L’écologie, aujourd’hui, n’a plus rien à voir avec un domaine particulier. Comme on le voit bien dans la récente Encyclique du pape, elle recouvre essentiellement des questions d’inégalités, de pauvreté, de répartition des richesses. Le dernier livre de Naomi Klein l’a bien montré [^2]. Dans le temps, on s’adressait à « la nature » ou à « l’environnement », qui faisaient de l’écologie un domaine spécialisé et ne sont plus des catégories pertinentes aujourd’hui. De même quand on s’intéressait au « climat », qui n’est qu’une conséquence lointaine de décisions prises à une tout autre échelle. C’est ce que la COP 21 était en train de changer avant les attentats, et c’est cela qui est plutôt triste : cet aspect commençait à être compris dans l’opinion, les médias, et on se retrouve dans une logique de repli sur soi.
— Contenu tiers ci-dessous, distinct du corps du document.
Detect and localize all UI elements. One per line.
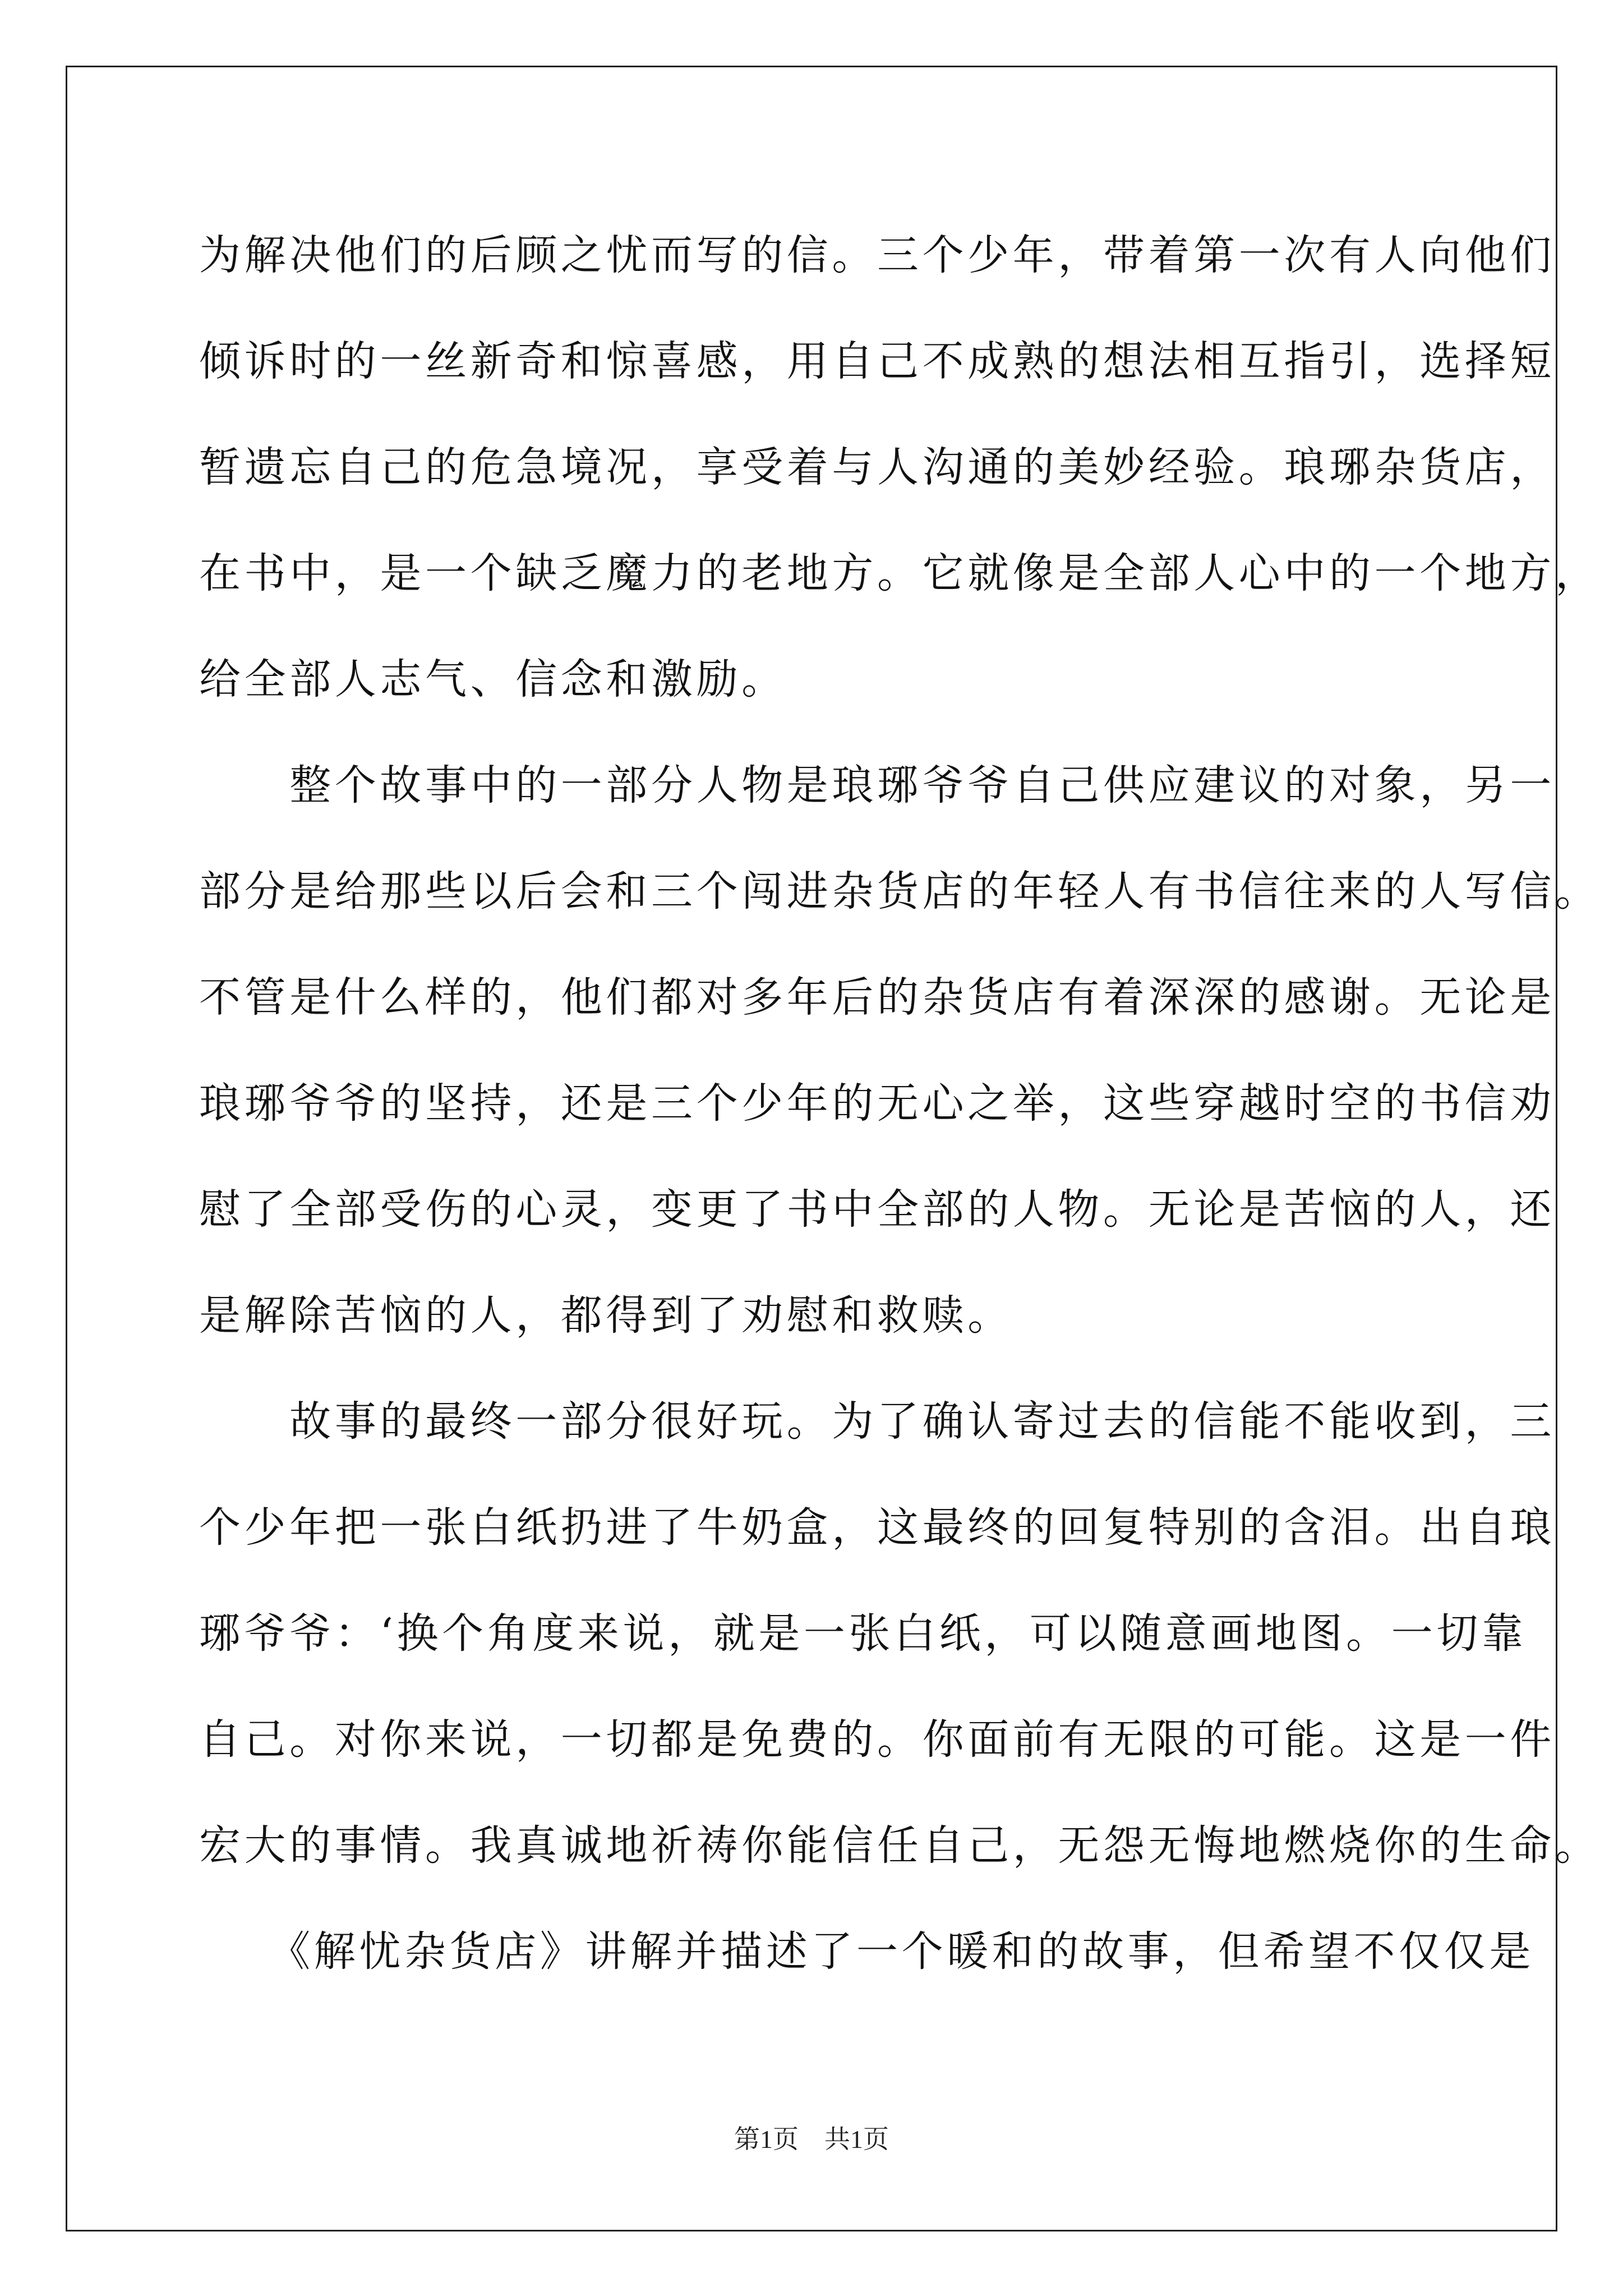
page-footer: 第1页 共1页 bbox=[734, 2125, 889, 2154]
text-line: 为解决他们的后顾之忧而写的信。三个少年，带着第一次有人向他们 bbox=[199, 231, 1555, 279]
text-line: 是解除苦恼的人，都得到了劝慰和救赎。 bbox=[199, 1291, 1013, 1340]
text-line: 暂遗忘自己的危急境况，享受着与人沟通的美妙经验。琅琊杂货店， bbox=[199, 443, 1555, 491]
text-line: 琊爷爷：‘换个角度来说，就是一张白纸，可以随意画地图。一切靠 bbox=[199, 1609, 1527, 1658]
text-line: 宏大的事情。我真诚地祈祷你能信任自己，无怨无悔地燃烧你的生命。 bbox=[199, 1821, 1601, 1870]
text-line: 慰了全部受伤的心灵，变更了书中全部的人物。无论是苦恼的人，还 bbox=[199, 1185, 1555, 1234]
text-line: 《解忧杂货店》讲解并描述了一个暖和的故事，但希望不仅仅是 bbox=[199, 1927, 1534, 1976]
text-line: 在书中，是一个缺乏魔力的老地方。它就像是全部人心中的一个地方， bbox=[199, 549, 1601, 597]
text-line: 故事的最终一部分很好玩。为了确认寄过去的信能不能收到，三 bbox=[199, 1397, 1555, 1446]
text-line: 自己。对你来说，一切都是免费的。你面前有无限的可能。这是一件 bbox=[199, 1715, 1555, 1764]
text-line: 不管是什么样的，他们都对多年后的杂货店有着深深的感谢。无论是 bbox=[199, 973, 1555, 1022]
text-line: 琅琊爷爷的坚持，还是三个少年的无心之举，这些穿越时空的书信劝 bbox=[199, 1079, 1555, 1128]
text-line: 个少年把一张白纸扔进了牛奶盒，这最终的回复特别的含泪。出自琅 bbox=[199, 1503, 1555, 1552]
text-line: 部分是给那些以后会和三个闯进杂货店的年轻人有书信往来的人写信。 bbox=[199, 867, 1601, 915]
text-line: 整个故事中的一部分人物是琅琊爷爷自己供应建议的对象，另一 bbox=[199, 761, 1555, 809]
text-line: 给全部人志气、信念和激励。 bbox=[199, 655, 787, 703]
text-line: 倾诉时的一丝新奇和惊喜感，用自己不成熟的想法相互指引，选择短 bbox=[199, 337, 1555, 385]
Dans l’une des conférences, je signale les conséquences de l’assassinat d’Henri IV en 1610. C’est un peu ce qui se passe en ce moment : après une attaque, on décide d’arrêter de réfléchir et on se défend. Mais malheureusement, aujourd’hui, on n’a plus le luxe de ne pas réfléchir. Et c’est difficile d’appréhender ce qui est une mutation de l’ancienne question sociale, en englobant désormais l’eau, l’air, le sol, le pétrole, le gaz, le charbon, la ville, le transport : toutes ces questions qui étaient autrefois pensées séparément se trouvent toutes liées comme une nouvelle question sociale.
Ne délaissez-vous pas justement l’ancienne question sociale et les rapports de classes qu’elle comprenait ?
Je dirais plutôt que c’est elle qui s’est laissée ensabler. Et il a fallu attendre le Vatican pour qu’il nous rappelle que la question des inégalités et celle dite écologique sont en fait les mêmes ! C’est peut-être dommage que ce soit un pape qu’il le fasse, mais il faut prendre les choses telles qu’elles nous arrivent… En tout cas, les écologistes n’ont pas été capables de se sortir de cette affaire de « nature » qui n’a aucun sens, et la gauche traditionnelle n’a pas été capable de s’apercevoir que le monde, face à elle, avait changé en profondeur. Mais les choses vont maintenant bouger. Parce que tout le monde s’aperçoit qu’il s’agit de questions de civilisation, finalement tout à fait classiques, de désaccord sur la façon de mener nos vies. C’est pourquoi je pense que la question sociale va en ressortir renforcée, beaucoup plus riche du point de vue de son contenu, beaucoup plus anthropologique pourrait-on dire, car il ne s’agira pas seulement des êtres humains soumis à des pouvoirs : on va en quelque sorte sortir du XXe siècle. Et, surtout, l’écologie va enfin abandonner son obsession pour la seule « nature ». Je suis donc optimiste sur le long terme, car je crois que la façon d’appréhender les problèmes sera profondément bouleversée.
Vous reprenez le concept d’anthropocène, qui inclut la notion d’une responsabilité écologique partagée entre les acteurs. Pensez-vous que la COP 21 puisse imposer à chacune des parties la prise en compte effective de cette responsabilité ?
Cette question est au cœur même de la COP. Je crois que c’est un des éléments qui ont beaucoup avancé. Y compris le fait que la simple notion de responsabilité ne permet pas d’aller très loin. Le problème est tellement grave aujourd’hui pour tout le monde qu’il faut se demander maintenant comment aller au-delà de la détermination de la responsabilité de chacun. Cette COP a en tout cas fait le travail principal, consistant à repolitiser les thèmes les plus importants, qui dépassent d’ailleurs largement les seules questions de climat, et qui constituent ce que j’appelle le « nouveau régime climatique ». C’est déjà une avancée majeure.
[^2]: Tout peut changer. Capitalisme et changement climatique, Naomi Klein, traduit de l’anglais par N. Calvé et G. Boulanger, Actes Sud, 2015.